Question

Which describes what the crane opertor does todrop the scrap metal into the train car?

Answer 1

The question is related to the action a crane operator takes to drop scrap metal into a train freight car, which involves releasing the hold on the scrap metal allowing it to fall into the freight car due to gravity.

Step-by-step explanation:

The question pertains to an application of the conservation of momentum and energy principles in physics, specifically concerning a crane operator who is responsible for dropping scrap metal into a train freight car. To achieve this, the crane operator would release the crane's hold on the scrap metal, allowing it to free-fall due to gravity into the freight car. This question may involve calculating the final velocity of the freight car after the scrap metal is deposited, as indicated by a similar sample professional application question which includes a 30,000-kg freight car coasting at 0.850 m/s that receives 110,000 kg of scrap metal. Unlike that application problem which focuses on the mathematical computation of final velocity and kinetic energy lost, the given question asks us to describe the action taken by the crane operator during the process.

Answer 2

The crane operator drops scrap metal into a train car by releasing it from the hopper, which increases the car’s mass and changes its momentum. By applying the conservation of momentum, we can calculate the car’s final velocity. The loss in kinetic energy can be determined by computing the difference between the initial and final kinetic energy.

Step-by-step explanation:

Crane Operation in Dropping Scrap Metal

The scenario presented describes a crane operator’s task when dropping scrap metal into a train car. The crane is positioned over a freight car and releases scrap metal into it. When scrap metal is dumped by the hopper into the freight car, the total mass of the system increases from 30,000 kg to 140,000 kg. To find the final velocity of the freight car, we apply the conservation of momentum, assuming negligible friction.
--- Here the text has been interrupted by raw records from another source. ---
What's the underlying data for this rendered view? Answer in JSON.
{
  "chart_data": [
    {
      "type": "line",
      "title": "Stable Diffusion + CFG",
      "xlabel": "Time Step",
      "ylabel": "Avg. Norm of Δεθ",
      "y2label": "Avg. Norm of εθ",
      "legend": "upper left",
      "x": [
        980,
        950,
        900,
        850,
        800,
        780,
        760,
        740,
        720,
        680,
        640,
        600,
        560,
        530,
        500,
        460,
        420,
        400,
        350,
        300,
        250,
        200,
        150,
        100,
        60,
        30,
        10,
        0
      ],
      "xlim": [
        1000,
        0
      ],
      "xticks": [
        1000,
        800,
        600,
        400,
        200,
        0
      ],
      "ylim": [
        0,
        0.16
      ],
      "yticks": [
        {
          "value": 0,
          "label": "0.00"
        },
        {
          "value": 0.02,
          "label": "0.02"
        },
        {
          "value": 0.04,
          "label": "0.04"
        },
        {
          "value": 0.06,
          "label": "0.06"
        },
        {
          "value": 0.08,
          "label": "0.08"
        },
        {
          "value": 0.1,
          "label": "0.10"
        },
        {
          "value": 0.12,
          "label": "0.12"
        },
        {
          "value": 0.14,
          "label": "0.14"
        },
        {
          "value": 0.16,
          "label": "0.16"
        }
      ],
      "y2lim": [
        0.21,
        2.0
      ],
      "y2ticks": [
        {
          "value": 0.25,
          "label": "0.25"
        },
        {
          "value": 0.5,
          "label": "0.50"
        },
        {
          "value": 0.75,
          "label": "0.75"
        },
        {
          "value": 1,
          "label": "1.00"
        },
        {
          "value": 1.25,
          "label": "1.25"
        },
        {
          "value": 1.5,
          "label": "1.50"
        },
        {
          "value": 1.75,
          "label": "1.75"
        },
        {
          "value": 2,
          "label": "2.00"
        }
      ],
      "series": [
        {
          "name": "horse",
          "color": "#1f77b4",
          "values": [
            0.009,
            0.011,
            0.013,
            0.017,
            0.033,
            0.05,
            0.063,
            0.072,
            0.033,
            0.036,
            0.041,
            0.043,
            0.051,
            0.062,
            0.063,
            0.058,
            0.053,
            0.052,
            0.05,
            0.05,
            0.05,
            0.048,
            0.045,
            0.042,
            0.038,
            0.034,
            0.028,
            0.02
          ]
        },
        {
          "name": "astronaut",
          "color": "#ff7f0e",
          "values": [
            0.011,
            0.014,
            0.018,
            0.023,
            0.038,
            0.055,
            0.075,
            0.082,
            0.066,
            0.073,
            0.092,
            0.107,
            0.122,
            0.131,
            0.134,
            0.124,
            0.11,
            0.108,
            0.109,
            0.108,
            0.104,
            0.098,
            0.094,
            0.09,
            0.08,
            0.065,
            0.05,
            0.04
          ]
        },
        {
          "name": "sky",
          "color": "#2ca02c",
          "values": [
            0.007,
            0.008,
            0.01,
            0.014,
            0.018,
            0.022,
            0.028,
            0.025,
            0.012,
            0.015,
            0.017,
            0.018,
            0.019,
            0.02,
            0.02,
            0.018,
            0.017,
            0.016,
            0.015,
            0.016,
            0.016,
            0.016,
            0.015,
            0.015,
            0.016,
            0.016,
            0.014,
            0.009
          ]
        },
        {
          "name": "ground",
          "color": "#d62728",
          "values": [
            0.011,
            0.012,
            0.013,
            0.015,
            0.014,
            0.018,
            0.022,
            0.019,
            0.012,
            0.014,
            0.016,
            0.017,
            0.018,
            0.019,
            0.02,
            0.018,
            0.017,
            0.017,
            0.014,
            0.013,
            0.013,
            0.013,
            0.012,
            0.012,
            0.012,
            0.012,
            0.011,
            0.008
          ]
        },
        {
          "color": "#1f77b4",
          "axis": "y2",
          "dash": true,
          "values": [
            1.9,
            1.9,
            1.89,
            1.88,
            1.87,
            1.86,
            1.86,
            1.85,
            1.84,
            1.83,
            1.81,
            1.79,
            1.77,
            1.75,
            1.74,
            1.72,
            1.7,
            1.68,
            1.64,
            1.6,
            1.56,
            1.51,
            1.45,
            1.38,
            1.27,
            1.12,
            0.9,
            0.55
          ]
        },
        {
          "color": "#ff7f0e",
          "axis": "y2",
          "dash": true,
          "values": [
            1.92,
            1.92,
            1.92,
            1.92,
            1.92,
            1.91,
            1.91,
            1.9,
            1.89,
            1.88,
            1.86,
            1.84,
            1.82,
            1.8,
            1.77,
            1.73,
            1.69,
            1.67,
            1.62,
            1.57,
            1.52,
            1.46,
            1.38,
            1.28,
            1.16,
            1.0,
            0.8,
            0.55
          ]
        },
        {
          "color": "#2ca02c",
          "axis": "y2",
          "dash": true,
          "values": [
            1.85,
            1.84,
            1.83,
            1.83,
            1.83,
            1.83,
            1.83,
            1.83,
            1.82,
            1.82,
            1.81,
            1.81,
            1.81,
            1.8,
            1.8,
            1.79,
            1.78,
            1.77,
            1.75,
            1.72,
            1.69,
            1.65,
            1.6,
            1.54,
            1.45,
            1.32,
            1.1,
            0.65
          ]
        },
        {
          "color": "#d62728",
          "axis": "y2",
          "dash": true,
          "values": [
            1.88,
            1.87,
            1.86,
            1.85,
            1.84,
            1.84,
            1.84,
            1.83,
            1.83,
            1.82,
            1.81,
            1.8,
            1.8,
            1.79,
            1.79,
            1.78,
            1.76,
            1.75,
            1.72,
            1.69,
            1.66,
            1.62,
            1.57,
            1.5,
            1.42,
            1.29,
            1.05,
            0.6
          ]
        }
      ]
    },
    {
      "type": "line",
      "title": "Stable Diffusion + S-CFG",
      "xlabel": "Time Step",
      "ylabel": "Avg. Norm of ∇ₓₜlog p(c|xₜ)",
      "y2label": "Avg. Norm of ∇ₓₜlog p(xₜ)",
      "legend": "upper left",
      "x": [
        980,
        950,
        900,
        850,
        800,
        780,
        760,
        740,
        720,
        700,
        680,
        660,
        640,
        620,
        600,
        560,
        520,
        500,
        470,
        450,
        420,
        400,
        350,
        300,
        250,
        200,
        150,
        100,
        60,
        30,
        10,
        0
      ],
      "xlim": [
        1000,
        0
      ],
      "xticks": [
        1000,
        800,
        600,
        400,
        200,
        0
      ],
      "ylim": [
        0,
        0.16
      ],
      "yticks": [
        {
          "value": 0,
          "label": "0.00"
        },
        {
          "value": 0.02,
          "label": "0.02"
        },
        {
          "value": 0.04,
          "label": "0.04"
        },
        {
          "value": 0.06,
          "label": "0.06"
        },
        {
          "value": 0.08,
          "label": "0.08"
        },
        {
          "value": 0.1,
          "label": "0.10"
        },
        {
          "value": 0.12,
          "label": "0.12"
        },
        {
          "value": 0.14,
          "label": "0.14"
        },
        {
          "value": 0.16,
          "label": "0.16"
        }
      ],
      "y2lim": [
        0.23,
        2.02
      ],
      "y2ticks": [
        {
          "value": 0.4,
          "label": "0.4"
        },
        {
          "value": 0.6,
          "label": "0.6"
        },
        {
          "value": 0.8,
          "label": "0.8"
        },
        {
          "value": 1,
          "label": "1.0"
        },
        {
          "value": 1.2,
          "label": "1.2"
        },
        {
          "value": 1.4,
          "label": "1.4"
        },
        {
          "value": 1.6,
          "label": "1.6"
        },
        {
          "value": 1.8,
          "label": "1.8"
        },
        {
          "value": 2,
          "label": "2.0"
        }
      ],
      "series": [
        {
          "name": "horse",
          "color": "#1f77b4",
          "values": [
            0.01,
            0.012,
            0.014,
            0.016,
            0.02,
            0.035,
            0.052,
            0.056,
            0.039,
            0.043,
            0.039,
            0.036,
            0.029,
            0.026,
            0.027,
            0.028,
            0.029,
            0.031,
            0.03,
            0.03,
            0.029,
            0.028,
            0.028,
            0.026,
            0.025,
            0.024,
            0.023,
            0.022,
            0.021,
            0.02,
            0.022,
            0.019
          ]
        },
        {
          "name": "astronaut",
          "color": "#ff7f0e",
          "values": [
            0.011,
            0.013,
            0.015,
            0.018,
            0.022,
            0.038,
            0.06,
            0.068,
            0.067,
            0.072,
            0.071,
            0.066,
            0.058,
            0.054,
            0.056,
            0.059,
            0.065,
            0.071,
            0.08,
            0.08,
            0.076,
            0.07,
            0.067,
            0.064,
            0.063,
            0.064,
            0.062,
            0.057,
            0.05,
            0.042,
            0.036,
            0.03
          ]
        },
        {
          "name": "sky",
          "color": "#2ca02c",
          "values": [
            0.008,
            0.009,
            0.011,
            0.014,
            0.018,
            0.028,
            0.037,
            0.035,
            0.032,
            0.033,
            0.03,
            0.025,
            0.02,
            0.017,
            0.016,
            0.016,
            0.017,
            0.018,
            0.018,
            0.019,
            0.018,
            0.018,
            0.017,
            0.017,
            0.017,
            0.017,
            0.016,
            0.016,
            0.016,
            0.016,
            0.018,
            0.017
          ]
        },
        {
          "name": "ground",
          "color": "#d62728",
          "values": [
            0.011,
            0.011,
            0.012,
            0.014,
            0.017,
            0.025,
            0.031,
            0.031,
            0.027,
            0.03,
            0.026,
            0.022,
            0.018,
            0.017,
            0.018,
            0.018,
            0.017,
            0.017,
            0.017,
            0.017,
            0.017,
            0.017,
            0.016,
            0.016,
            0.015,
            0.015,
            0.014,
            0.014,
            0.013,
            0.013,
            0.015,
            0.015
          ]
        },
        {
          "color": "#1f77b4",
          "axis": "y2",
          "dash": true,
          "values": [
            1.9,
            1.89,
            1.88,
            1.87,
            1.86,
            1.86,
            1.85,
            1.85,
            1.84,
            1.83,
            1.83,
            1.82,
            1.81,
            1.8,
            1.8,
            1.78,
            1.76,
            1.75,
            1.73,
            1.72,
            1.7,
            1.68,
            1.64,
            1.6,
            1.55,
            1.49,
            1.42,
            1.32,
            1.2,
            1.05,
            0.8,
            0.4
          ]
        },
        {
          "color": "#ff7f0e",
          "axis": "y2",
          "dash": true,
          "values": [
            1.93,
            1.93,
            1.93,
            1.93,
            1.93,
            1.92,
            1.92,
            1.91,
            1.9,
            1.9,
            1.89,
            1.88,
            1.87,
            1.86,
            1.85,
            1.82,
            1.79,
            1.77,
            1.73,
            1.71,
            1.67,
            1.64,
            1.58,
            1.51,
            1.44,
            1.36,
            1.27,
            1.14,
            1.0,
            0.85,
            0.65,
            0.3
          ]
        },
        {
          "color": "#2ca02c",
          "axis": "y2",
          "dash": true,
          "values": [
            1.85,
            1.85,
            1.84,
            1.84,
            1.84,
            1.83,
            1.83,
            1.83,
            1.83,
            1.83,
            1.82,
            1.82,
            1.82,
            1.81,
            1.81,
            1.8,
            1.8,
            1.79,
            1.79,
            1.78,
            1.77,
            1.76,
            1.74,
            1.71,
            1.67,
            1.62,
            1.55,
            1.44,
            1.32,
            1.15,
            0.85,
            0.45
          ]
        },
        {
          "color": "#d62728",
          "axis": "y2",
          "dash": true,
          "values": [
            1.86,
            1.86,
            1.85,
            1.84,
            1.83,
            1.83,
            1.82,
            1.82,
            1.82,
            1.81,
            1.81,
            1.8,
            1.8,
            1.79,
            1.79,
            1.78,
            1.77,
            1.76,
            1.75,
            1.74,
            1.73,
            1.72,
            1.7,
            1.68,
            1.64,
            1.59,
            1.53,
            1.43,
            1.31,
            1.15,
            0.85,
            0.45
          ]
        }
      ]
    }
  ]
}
Initially, the freight car has momentum given by p = (mass of freight car) × (initial velocity), which is 30,000 kg × 0.850 m/s. After the scrap metal is added, the total mass is 140,000 kg. The final velocity can be found by setting the initial momentum equal to the final momentum, since momentum is conserved.

Kinetic energy is calculated using the formula KE = (1/2) × mass × velocity². Any loss in kinetic energy comes from the drop in final velocity when the additional mass of scrap metal is added to the freight car. We would calculate the initial kinetic energy and final kinetic energy, and take the difference to find the amount of kinetic energy lost.